ロゴ:国際法を市民の手に 前田朗 2004年01月16日発行822号

第36回『レムキンとジェノサイド条約(4)』

ニュルンベルク判決は1946年9月30日―10月1日に言い渡された。ちょうどこの時期、国連総会第1会期が開催されていたため、キューバ、インド、パナマがジェノサイドを議題とするよう提案した。簡単な議論の後、第6委員会で審議することになった。11月22日の第6委員会に、この3国はジェノサイドに関する決議案を提出した。エルネスト・ディヒーゴ(キューバ)によると、ニュルンベルク判決は、罪刑法定原則のゆえに、戦争以前に行われたジェノサイド犯罪を裁いていない。

罪刑法定原則とは、犯罪と刑罰は事前に法律で明確に規定されていなければならず、そうでない場合には刑罰規定は適用できないという原則である。レムキンがジェノサイドという言葉をつくったのは1944年であり、まだ国際条約にはジェノサイドという言葉が用いられていなかった。

そこでディヒーゴは、ジェノサイドは国際犯罪であると明確に宣言するために決議案を準備したという。国連総会は国際法をつくる立法機関ではないが、国連決議は一定の権威を持ち得るからである。

提案を受けて、リアド・ベイ(サウジ・アラビア)が新しい決議文をつくって回覧した。ラヴリシェフ(ソビエト)がこれを支持し、人種差別と闘う国際条約が必要だとした。これを受けて、チリ(議長国)、サウジ・アラビア、キューバ、フランス、インド、パナマ、ポーランド、ソビエト、イギリス、アメリカで構成される検討委員会が議論を継続した。ニュルンベルク原則を決議することについては異論がなかった。

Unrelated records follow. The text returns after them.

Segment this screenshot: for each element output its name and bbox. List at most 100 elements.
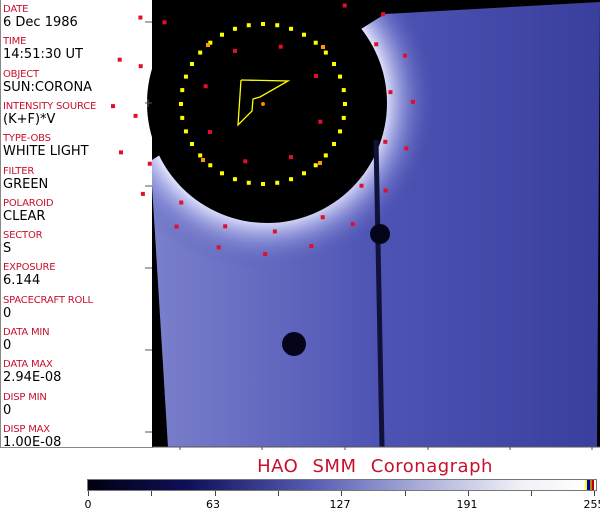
coronagraph-image [111, 0, 600, 450]
overlay-dot-yellow [208, 40, 213, 45]
sun-orientation-marker [237, 79, 291, 127]
overlay-dot-yellow [323, 153, 328, 158]
field-value: 0 [3, 402, 12, 418]
field-label: INTENSITY SOURCE [3, 100, 97, 112]
overlay-dot-yellow [289, 177, 294, 182]
field-label: EXPOSURE [3, 262, 56, 274]
field-label: DISP MAX [3, 423, 50, 435]
colorbar [87, 479, 597, 491]
field-label: FILTER [3, 165, 35, 177]
overlay-dot-yellow [341, 88, 346, 93]
overlay-dot-red [207, 129, 212, 134]
colorbar-tick [277, 491, 279, 496]
overlay-dot-yellow [232, 177, 237, 182]
overlay-dot-yellow [220, 32, 224, 37]
field-value: GREEN [3, 176, 49, 192]
overlay-dot-yellow [198, 153, 203, 158]
overlay-dot-yellow [289, 26, 294, 31]
field-filter: FILTER GREEN [3, 166, 48, 192]
overlay-dot-yellow [208, 163, 213, 168]
overlay-cross [206, 43, 210, 47]
field-value: 6.144 [3, 273, 41, 289]
field-value: 1.00E-08 [3, 434, 62, 450]
overlay-dot-yellow [183, 74, 188, 79]
overlay-dot-yellow [343, 102, 347, 106]
overlay-dot-red [179, 200, 184, 205]
field-exposure: EXPOSURE 6.144 [3, 262, 56, 289]
overlay-dot-yellow [246, 180, 251, 185]
overlay-dot-red [140, 191, 145, 196]
overlay-cross [318, 161, 322, 165]
overlay-cross [321, 45, 325, 49]
overlay-dot-red [138, 64, 143, 69]
header-info-panel: DATE 6 Dec 1986 TIME 14:51:30 UT OBJECT SUN:C… [0, 0, 153, 450]
overlay-dot-red [117, 57, 122, 62]
overlay-dot-red [402, 53, 407, 58]
colorbar-tick [467, 491, 469, 496]
overlay-dot-red [350, 222, 355, 227]
overlay-dot-red [342, 3, 347, 8]
overlay-dot-yellow [338, 129, 343, 134]
overlay-dot-red [216, 245, 221, 250]
field-disp-min: DISP MIN 0 [3, 392, 47, 418]
overlay-dot-yellow [275, 23, 280, 28]
overlay-dot-yellow [302, 171, 306, 176]
overlay-dot-yellow [313, 163, 318, 168]
overlay-dot-red [374, 42, 379, 47]
overlay-dot-red [243, 159, 248, 164]
field-value: S [3, 241, 12, 257]
overlay-dot-yellow [189, 62, 194, 66]
overlay-dot-yellow [323, 50, 328, 55]
field-label: DATA MAX [3, 359, 53, 371]
overlay-dot-red [233, 48, 238, 53]
overlay-dot-red [359, 183, 364, 188]
colorbar-tick-label: 127 [329, 498, 351, 511]
overlay-dot-red [278, 44, 283, 49]
field-value: CLEAR [3, 208, 46, 224]
field-label: SECTOR [3, 230, 43, 242]
colorbar-tick-label: 63 [206, 498, 220, 511]
overlay-dot-yellow [332, 62, 337, 66]
field-label: TIME [3, 36, 27, 48]
overlay-dot-yellow [261, 22, 265, 26]
overlay-dot-red [147, 161, 152, 166]
instrument-title: HAO SMM Coronagraph [257, 456, 493, 477]
field-value: (K+F)*V [3, 111, 56, 127]
field-label: OBJECT [3, 68, 39, 80]
field-label: DATE [3, 4, 29, 15]
overlay-dot-red [133, 113, 138, 118]
overlay-dot-red [288, 155, 293, 160]
occulting-disk [147, 0, 387, 223]
colorbar-tick [531, 491, 533, 496]
overlay-dot-red [223, 224, 228, 229]
field-data-max: DATA MAX 2.94E-08 [3, 359, 61, 385]
field-value: SUN:CORONA [3, 79, 93, 95]
colorbar-tick [151, 491, 153, 496]
colorbar-tick-label: 255 [583, 498, 600, 511]
overlay-dot-red [119, 150, 124, 155]
overlay-dot-red [272, 229, 277, 234]
field-value: 2.94E-08 [3, 370, 62, 386]
overlay-dot-yellow [338, 74, 343, 79]
field-label: DATA MIN [3, 327, 50, 338]
field-label: POLAROID [3, 197, 54, 209]
overlay-dot-yellow [189, 142, 194, 146]
colorbar-end-bands [585, 480, 594, 490]
colorbar-tick-label: 191 [456, 498, 478, 511]
overlay-dot-red [314, 74, 319, 79]
field-object: OBJECT SUN:CORONA [3, 69, 92, 95]
overlay-dot-red [383, 188, 388, 193]
overlay-dot-yellow [313, 40, 318, 45]
overlay-dot-yellow [180, 115, 185, 120]
overlay-dot-red [320, 215, 325, 220]
field-time: TIME 14:51:30 UT [3, 36, 83, 62]
colorbar-tick [88, 491, 89, 496]
colorbar-tick-label: 0 [84, 498, 92, 511]
overlay-dot-red [404, 146, 409, 151]
sun-center-marker [261, 102, 265, 106]
field-disp-max: DISP MAX 1.00E-08 [3, 424, 61, 450]
overlay-dot-yellow [232, 26, 237, 31]
field-label: SPACECRAFT ROLL [3, 294, 93, 306]
overlay-dot-red [383, 139, 388, 144]
field-value: 0 [3, 338, 12, 353]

もっとも、ジェノサイドという犯罪の刑事責任をどのように理解するかについては対立が生じた。ショークロス(英)は、国家と同様に、正犯も共犯も個人の刑事責任を問われる国際犯罪だと主張した。ショーモン(仏)は、国家によるジェノサイドに関心を向けて、公務員によるものであれ個人によるものであれ処罰されるべき国際犯罪だと主張した。委員会では、国家責任問題と個人責任問題(私人、公務員)を区別して議論した。

検討委員会が起草した決議案は第6委員会でも無修正で採択され、さらに1946年12月11日、国連総会で全会一致で採択された。決議96(I)である。

「殺人が個人の生きる権利の否定であるように、ジェノサイドは、全人間集団の存在の権利の否定である。このような存在の権利の否定は、人類の良心に衝撃を与え、人間集団による文化やその他の貢献の形式における人類の重大な損失をもたらし、道徳法則と国連の精神および目的に反する」。

「国連総会は、ジェノサイドが国際法上の犯罪であり、文明世界はこれを非難し、その実行の正犯も共犯も、それが私人であれ公務員や役人であれ、その犯罪が宗教、人種、政治またはいかなる理由によって行われたものであれ、処罰されることを確認する。加盟国に、この犯罪の予防と処罰のために必要な立法を行うよう勧める。ジェノサイド犯罪の迅速な予防と処罰のために国際協力がなされるよう勧告する。国連総会第2会期にジェノサイド犯罪条約草案を提出するために必要な研究を行うよう経済社会理事会に要請する」。

決議には拘束力がないが、早期に全会一致で採択されたことで、ニュルンベルク原則は国際法の基礎をなすものと理解されるようになり、1951年の国際司法裁判所の意見、1968年のアイヒマン裁判、1996年の旧ユーゴスラヴィアをめぐる国際司法裁判所の意見などで繰り返されている。